Mientras tanto, el comandante del ejército irlandés Pat Quinlan dirige una compañía de infantería de las fuerzas de paz irlandesas que llegan al complejo de la ONU cerca de Jadotville. Después de examinar el complejo, Quinlan decide que está abierto a un ataque y ordena a sus hombres cavar trincheras y posiciones de combate defensivas.

Mientras compra comida en el pueblo más cercano, Quinlan se encuentra con el mercenario francés René Faulques, contratado por las empresas mineras aliadas del gobierno de Tshombe. Después, visita la finca de una colona belga, Madam LaFongagne, que le dice que Jadotville contiene los depósitos de uranio más ricos del mundo.

Mientras tanto, O’Brien ordena a las fuerzas de la ONU que lancen un ataque contra los edificios del Gobierno en poder de los katangeses en Elizabethville. Mientras las fuerzas de paz indias intentan apoderarse de la emisora de radio de la ciudad, 30 operadores y empleados de radio katangeses desarmados son asesinados por disparos y granadas. O’Brien ordena que se esconda el incidente bajo la alfombra.

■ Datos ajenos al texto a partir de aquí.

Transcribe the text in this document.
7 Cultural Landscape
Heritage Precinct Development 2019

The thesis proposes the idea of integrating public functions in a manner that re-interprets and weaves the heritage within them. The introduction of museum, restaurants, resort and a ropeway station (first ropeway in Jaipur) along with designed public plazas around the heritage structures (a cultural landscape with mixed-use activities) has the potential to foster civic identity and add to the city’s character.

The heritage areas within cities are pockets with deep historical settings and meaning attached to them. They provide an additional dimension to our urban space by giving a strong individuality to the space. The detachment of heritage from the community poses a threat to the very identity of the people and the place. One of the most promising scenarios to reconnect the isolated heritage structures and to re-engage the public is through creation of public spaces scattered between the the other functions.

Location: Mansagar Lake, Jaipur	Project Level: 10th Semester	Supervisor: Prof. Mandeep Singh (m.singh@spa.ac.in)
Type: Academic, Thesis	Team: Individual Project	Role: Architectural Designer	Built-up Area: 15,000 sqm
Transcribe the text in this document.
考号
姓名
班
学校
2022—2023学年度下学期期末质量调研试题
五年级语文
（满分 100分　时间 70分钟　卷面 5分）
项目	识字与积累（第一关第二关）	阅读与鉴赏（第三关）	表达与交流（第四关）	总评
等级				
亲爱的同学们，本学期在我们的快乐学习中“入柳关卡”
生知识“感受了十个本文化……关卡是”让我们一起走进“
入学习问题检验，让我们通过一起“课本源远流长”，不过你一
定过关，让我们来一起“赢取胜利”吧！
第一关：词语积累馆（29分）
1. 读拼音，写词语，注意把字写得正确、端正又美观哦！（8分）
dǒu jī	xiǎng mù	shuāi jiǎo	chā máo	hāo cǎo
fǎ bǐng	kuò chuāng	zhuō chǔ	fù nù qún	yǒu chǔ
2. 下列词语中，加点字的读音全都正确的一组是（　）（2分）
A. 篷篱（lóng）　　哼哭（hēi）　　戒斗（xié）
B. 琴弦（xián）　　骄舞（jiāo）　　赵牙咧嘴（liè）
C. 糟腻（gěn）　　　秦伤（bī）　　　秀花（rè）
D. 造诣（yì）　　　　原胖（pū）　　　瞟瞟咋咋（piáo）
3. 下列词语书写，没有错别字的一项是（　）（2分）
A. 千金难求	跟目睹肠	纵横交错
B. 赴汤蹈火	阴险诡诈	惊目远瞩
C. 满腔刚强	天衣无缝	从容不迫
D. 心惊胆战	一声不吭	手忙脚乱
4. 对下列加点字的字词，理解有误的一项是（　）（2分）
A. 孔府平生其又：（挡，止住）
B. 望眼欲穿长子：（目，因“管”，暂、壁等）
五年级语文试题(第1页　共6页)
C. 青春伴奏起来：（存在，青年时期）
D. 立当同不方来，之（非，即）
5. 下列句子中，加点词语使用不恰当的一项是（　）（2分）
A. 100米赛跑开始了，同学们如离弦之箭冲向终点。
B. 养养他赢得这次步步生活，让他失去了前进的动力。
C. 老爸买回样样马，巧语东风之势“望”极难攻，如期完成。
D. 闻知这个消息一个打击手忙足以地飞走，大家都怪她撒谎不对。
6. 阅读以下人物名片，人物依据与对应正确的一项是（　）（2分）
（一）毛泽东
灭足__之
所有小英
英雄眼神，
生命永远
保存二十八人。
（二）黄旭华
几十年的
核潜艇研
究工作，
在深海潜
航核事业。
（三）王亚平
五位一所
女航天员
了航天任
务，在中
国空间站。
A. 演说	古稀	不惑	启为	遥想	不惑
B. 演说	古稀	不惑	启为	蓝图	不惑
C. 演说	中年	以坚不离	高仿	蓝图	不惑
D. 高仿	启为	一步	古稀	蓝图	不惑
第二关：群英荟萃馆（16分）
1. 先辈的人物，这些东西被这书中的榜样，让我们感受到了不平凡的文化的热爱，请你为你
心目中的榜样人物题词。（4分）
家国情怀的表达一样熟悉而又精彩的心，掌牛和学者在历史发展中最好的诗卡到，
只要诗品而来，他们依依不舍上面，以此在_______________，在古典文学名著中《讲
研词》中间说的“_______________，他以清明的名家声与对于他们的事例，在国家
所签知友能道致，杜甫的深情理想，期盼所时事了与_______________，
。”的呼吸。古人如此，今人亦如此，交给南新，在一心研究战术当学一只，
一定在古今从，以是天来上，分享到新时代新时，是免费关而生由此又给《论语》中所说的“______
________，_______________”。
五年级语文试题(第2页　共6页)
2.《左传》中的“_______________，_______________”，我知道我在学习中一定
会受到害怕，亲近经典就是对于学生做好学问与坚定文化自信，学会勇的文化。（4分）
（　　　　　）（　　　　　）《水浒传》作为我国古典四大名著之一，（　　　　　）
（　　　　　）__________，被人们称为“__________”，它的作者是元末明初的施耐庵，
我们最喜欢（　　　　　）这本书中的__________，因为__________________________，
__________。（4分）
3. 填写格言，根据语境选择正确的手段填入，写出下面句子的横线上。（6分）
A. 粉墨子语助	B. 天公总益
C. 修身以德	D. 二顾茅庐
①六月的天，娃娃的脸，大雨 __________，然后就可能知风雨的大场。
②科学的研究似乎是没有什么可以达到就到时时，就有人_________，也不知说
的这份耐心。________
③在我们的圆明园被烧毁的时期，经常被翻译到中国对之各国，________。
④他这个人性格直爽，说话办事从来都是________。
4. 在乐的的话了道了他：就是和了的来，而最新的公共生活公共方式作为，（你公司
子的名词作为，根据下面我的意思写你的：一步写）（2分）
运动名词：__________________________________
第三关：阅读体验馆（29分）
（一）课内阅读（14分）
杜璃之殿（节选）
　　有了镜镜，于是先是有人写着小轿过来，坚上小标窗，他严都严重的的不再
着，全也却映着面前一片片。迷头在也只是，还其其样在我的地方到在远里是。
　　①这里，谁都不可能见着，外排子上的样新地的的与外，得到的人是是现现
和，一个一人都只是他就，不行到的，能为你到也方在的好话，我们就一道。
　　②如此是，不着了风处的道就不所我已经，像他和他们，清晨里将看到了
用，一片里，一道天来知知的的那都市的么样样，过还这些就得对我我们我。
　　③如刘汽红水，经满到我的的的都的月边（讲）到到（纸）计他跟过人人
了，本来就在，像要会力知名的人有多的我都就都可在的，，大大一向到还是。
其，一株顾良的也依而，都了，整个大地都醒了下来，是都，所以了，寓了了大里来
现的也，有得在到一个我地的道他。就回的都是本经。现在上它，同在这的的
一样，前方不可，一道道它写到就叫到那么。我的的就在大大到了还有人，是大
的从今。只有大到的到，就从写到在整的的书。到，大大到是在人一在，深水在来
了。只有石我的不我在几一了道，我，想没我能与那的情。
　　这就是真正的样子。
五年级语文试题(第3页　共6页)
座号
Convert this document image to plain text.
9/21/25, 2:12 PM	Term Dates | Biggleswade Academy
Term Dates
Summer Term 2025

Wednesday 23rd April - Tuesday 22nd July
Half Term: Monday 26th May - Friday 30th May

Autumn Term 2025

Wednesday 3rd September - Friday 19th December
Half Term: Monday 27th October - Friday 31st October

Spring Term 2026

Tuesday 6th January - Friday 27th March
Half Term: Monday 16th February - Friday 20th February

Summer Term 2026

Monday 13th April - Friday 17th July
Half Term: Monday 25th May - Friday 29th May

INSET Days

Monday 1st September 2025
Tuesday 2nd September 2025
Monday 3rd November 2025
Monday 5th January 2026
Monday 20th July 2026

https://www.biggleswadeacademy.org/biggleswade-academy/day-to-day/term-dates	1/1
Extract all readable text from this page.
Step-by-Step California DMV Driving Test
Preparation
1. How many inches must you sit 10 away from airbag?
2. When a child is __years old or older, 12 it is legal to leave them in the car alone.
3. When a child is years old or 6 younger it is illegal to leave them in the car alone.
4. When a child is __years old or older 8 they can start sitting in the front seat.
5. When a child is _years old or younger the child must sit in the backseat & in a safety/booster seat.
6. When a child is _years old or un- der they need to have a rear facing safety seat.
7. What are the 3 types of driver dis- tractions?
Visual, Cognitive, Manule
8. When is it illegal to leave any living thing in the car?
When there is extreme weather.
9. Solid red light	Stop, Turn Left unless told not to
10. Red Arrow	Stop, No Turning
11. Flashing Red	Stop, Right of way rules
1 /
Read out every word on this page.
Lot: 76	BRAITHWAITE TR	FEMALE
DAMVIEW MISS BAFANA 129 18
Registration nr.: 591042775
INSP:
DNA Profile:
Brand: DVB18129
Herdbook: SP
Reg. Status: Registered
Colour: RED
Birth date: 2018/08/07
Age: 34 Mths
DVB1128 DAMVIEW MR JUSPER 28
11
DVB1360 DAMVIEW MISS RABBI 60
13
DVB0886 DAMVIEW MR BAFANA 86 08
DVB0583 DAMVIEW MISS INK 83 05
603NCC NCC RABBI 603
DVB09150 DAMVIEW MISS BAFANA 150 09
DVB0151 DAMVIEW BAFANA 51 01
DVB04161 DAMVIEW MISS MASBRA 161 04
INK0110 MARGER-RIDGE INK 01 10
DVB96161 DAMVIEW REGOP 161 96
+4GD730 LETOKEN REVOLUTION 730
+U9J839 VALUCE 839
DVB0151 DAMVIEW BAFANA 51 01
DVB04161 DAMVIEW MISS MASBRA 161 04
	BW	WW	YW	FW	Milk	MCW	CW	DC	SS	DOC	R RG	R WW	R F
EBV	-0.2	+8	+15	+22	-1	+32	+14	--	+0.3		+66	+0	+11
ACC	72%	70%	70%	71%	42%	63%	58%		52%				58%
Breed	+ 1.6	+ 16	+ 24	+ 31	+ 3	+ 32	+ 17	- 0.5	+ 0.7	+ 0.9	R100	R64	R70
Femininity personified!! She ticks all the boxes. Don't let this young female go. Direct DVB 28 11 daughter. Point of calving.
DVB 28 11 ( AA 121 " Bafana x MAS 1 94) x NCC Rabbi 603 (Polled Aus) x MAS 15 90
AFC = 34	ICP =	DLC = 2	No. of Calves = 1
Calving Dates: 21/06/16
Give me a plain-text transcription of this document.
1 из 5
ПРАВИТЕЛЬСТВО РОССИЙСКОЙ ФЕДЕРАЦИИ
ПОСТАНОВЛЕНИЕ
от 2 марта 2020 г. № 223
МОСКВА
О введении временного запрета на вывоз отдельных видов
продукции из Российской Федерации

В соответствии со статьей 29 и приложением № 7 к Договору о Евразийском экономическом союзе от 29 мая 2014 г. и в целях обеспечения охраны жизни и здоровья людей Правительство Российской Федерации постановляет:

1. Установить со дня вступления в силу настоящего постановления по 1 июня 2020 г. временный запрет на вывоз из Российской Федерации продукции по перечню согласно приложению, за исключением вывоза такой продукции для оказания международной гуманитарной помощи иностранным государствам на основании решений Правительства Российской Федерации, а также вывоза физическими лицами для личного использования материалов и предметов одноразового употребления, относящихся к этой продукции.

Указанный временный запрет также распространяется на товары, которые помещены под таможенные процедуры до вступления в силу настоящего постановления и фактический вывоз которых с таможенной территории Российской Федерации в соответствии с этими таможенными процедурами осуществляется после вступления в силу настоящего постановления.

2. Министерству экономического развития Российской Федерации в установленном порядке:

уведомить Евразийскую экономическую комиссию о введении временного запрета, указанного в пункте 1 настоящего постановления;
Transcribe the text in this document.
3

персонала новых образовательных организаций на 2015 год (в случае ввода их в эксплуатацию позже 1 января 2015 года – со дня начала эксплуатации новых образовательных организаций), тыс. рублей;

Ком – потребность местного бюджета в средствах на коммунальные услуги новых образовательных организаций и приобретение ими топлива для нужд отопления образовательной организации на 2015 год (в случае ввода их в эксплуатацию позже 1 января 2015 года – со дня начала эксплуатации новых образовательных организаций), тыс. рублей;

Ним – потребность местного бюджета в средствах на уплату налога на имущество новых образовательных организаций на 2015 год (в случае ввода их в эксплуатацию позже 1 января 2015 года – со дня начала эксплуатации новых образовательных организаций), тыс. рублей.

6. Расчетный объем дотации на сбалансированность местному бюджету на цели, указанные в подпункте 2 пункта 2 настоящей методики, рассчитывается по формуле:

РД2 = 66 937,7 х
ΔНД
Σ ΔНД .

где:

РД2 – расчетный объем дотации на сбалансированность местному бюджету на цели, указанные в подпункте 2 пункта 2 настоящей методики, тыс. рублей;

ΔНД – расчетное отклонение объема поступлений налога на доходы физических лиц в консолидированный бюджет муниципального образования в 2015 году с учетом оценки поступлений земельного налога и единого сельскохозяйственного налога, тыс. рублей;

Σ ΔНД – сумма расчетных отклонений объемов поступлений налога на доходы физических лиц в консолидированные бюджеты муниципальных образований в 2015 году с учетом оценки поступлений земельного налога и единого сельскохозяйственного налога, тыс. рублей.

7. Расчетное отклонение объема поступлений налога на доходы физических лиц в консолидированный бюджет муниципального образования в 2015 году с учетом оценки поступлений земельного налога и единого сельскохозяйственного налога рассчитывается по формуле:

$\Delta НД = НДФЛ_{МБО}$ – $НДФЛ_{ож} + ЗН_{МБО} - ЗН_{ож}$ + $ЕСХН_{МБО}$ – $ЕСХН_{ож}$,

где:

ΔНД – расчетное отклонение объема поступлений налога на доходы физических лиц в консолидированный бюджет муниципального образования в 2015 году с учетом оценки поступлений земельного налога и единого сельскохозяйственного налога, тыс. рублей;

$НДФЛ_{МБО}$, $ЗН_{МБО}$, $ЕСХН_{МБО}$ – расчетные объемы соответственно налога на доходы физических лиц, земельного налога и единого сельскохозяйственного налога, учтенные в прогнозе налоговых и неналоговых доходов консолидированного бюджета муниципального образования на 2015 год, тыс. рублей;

En represalia, Faulques recibe órdenes de atacar Jadotville. Las fuerzas de Katang y los mercenarios bajo el mando de Faulques atacan y asedian a los irlandeses. Durante un breve alto el fuego, Faulques exige en vano la rendición de Quinlan.

Quinlan se niega, y su compañía es atacada repetidamente en oleadas separadas por las fuerzas katangesas y mercenarias. Matan a un total de 300 soldados enemigos y hieren a 1.000, con cero muertos y sólo 16 heridos para los irlandeses. El intento de las fuerzas de paz de la ONU irlandesas, suecas e indias de reforzar la compañía “A” es rechazado por los separatistas. El intento de suministrar agua y evacuar a las tropas heridas en helicóptero fracasa porque los separatistas lo derriban.

Tras numerosas y prolongadas oleadas de ataques, la compañía irlandesa se ve obligada a rendirse a las tropas de Faulques tras quedarse sin munición ni alimentos y con poca agua potable. Son retenidos en una prisión de Katang durante aproximadamente un mes, y luego son liberados en un acuerdo de intercambio de prisioneros y se les permite volver a casa. Después de llegar a casa, Quinlan es informado por el general McEntee de que la rendición de la compañía “A” es una vergüenza para la ONU y que los altos mandos necesitan enterrar la verdad del asedio por razones políticas. Sólo en 2005, una clara revisión del asedio limpia la reputación de los soldados.